Amis musiciens ! Vous voudriez que votre petite formation sonne comme un big band ? J’ai la solution : demandez à Rubinho Antunes et à Yvan Baldet de vous concocter des arrangements sur mesure. Effet garanti, confirmé ce soir par le plaisir évident que les spectateurs de ce concert ont ressenti, tout au long de la soirée. Pour ce concert Rubinho avait réussi à s’entourer de ses amis qui sont la fine fleur du jazz de notre région (et au-delà). Il y avait Yvan Baldet (saxophone ténor), Michael Chéret (saxophone ténor), Eric Maiorino (guitare), Laurent Courtois (ce soir à la contrebasse), Matthieu Fattalini (trombone) et Luc Baieto (batterie).
Comme à son (excellente) habitude, Laurent nous a conté des anecdotes sur Golson bien sûr et sur les immenses vedettes (légendes du Bop et Hard Bop) maintenant disparues dont il était le dernier survivant… jusqu’il y a quelques mois. Ce concert hommage a donc pris une dimension supplémentaire et symbolique, imprévue.
La première partie a été consacrée à de doux swings, avec d’emblée un chorus d’Yvan, aux décalages rythmiques subtils et au son soyeux, idéalement adapté à l’atmosphère de Little Karin. Puis Rubinho a pris un solo, richement inspiré. Along Came Betty, thème délicat et riche en modulations, nous a permis d’apprécier la créativité harmonique des arrangements de Rubinho Antunes, (n’est-il pas brésilien ?!). Dès son premier chorus, Michael Cheret a fait montre d’une couleur de son et d’un style bien à lui ; c’est la marque des grands artistes, qu’on sait reconnaître dès les premières notes. Michael monte dans les aigus, et les notes virevoltent au gré de ses inventions. Mais derrière et tout au long du concert, Eric Maiorino donne à sa guitare un son moelleux qui évoque les alizés et délicatement, comme sur la pointe des pieds, place des touches harmoniques et des accords subtils. Killer Joe donne ensuite l’occasion à Laurent Courtois de faire sonner sa contrebasse, alternant passages en double cordes et glissando sensuels. Puis Matthieu Fattalini « lâchera son jeu » pour un chorus fort réussi. À la fin, tous reprendront le thème en une sorte d’improvisation collective : du bel ouvrage ! Dans la même idée, il y a eu la fin de Blues After Dark, délicieusement dissonante.

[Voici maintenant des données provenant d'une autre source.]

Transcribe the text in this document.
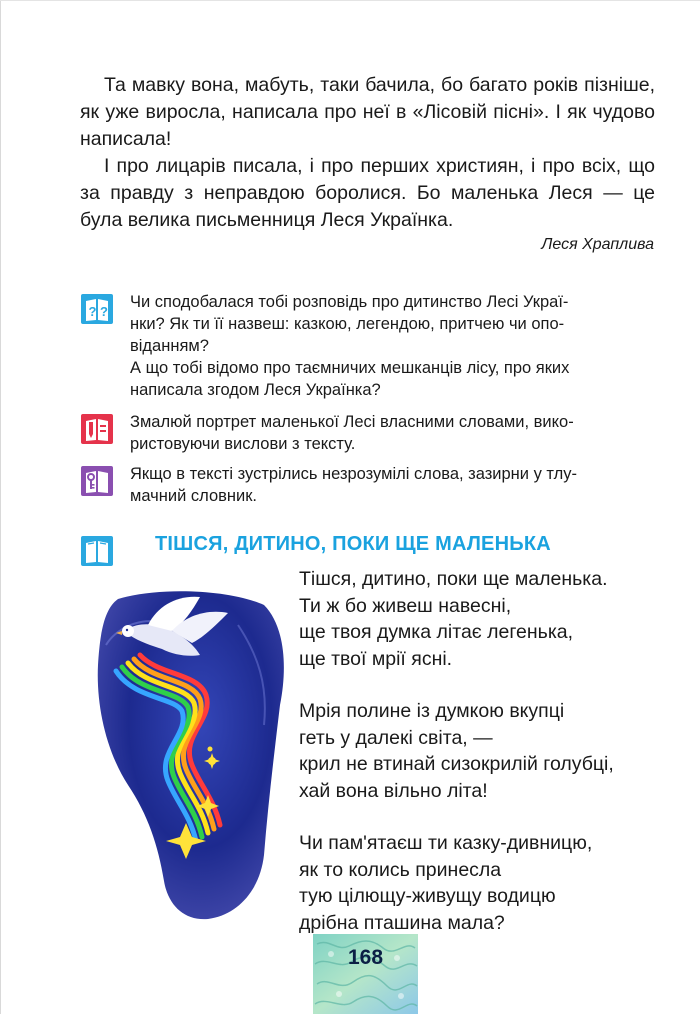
Та мавку вона, мабуть, таки бачила, бо багато років пізніше, як уже виросла, написала про неї в «Лісовій пісні». І як чудово написала!

І про лицарів писала, і про перших християн, і про всіх, що за правду з неправдою боролися. Бо маленька Леся — це була велика письменниця Леся Українка.

Леся Храплива
? ?
Чи сподобалася тобі розповідь про дитинство Лесі Украї-
нки? Як ти її назвеш: казкою, легендою, притчею чи опо-
віданням?
А що тобі відомо про таємничих мешканців лісу, про яких
написала згодом Леся Українка?
Змалюй портрет маленької Лесі власними словами, вико-
ристовуючи вислови з тексту.
Якщо в тексті зустрілись незрозумілі слова, зазирни у тлу-
мачний словник.
ТІШСЯ, ДИТИНО, ПОКИ ЩЕ МАЛЕНЬКА
Тішся, дитино, поки ще маленька.
Ти ж бо живеш навесні,
ще твоя думка літає легенька,
ще твої мрії ясні.
Мрія полине із думкою вкупці
геть у далекі світа, —
крил не втинай сизокрилій голубці,
хай вона вільно літа!
Чи пам'ятаєш ти казку-дивницю,
як то колись принесла
тую цілющу-живущу водицю
дрібна пташина мала?
168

Autre très grand thème de Golson, ce Whisper Not, dans lequelle Yvan a de nouveau démontré sa maîtrise du « teasing » par l’ellipse.
Changement de rythme après l’entracte : du swing nous sommes passés à Blues March et toute la troupe a défilé au rythme strict de la caisse claire de Luc Baieto. Ce dernier, solide, mais aussi discret lorsqu’il le faut, nous proposera un chorus remarquable, notamment par un très beau travail sur les toms, avant de ramener sa troupe en ordre militaire. L’arrangement superbe de Rubinho aurait sans nul doute enthousiasmé les membres des Jazz Messengers, dont ce thème était quasiment l’hymne ([NdlR : et également indicatif de la célèbre émission de « Pour ceux qui aime le jazz » sur Europe n°1 de 1955 à 1971]). Ensuite Yvan a lancé Minor Vamp, sur un tempo…surmultiplié, et de « walking bass » Laurent est passé à « running bass », sans faiblir ! Sacrée performance !
Un autre hommage a été rendu cette fois à Gershwin (et Satchmo et Ella !) à travers un superbe It Ain’t Necessarily So, ce blues éternel dont Yvan avait délicatement épousseté les restes de coton, pour le faire swinger: il fallait oser, et les musiciens y ont pris un plaisir manifeste (Mathieu, Rubinho et aussi Eric qui a même cité Softly, as in a morning sunrise : c’était magnifique).
Enfin, dans I Remember Clifford les musiciens (notamment Rubinho, Michael et Eric) ont mis tant de délicatesse et de sensibilité dans leurs chorus que le public n’a pas applaudi entre les chorus, pour ne pas rompre cette communion autour du souvenir de Clifford Brown.
Alors quand Laurent Courtois a annoncé le dernier titre le public ne pouvait croire que le temps avait passé si vite.
Merci à Rubinho et ses amis pour cette soirée magnifique et mémorable.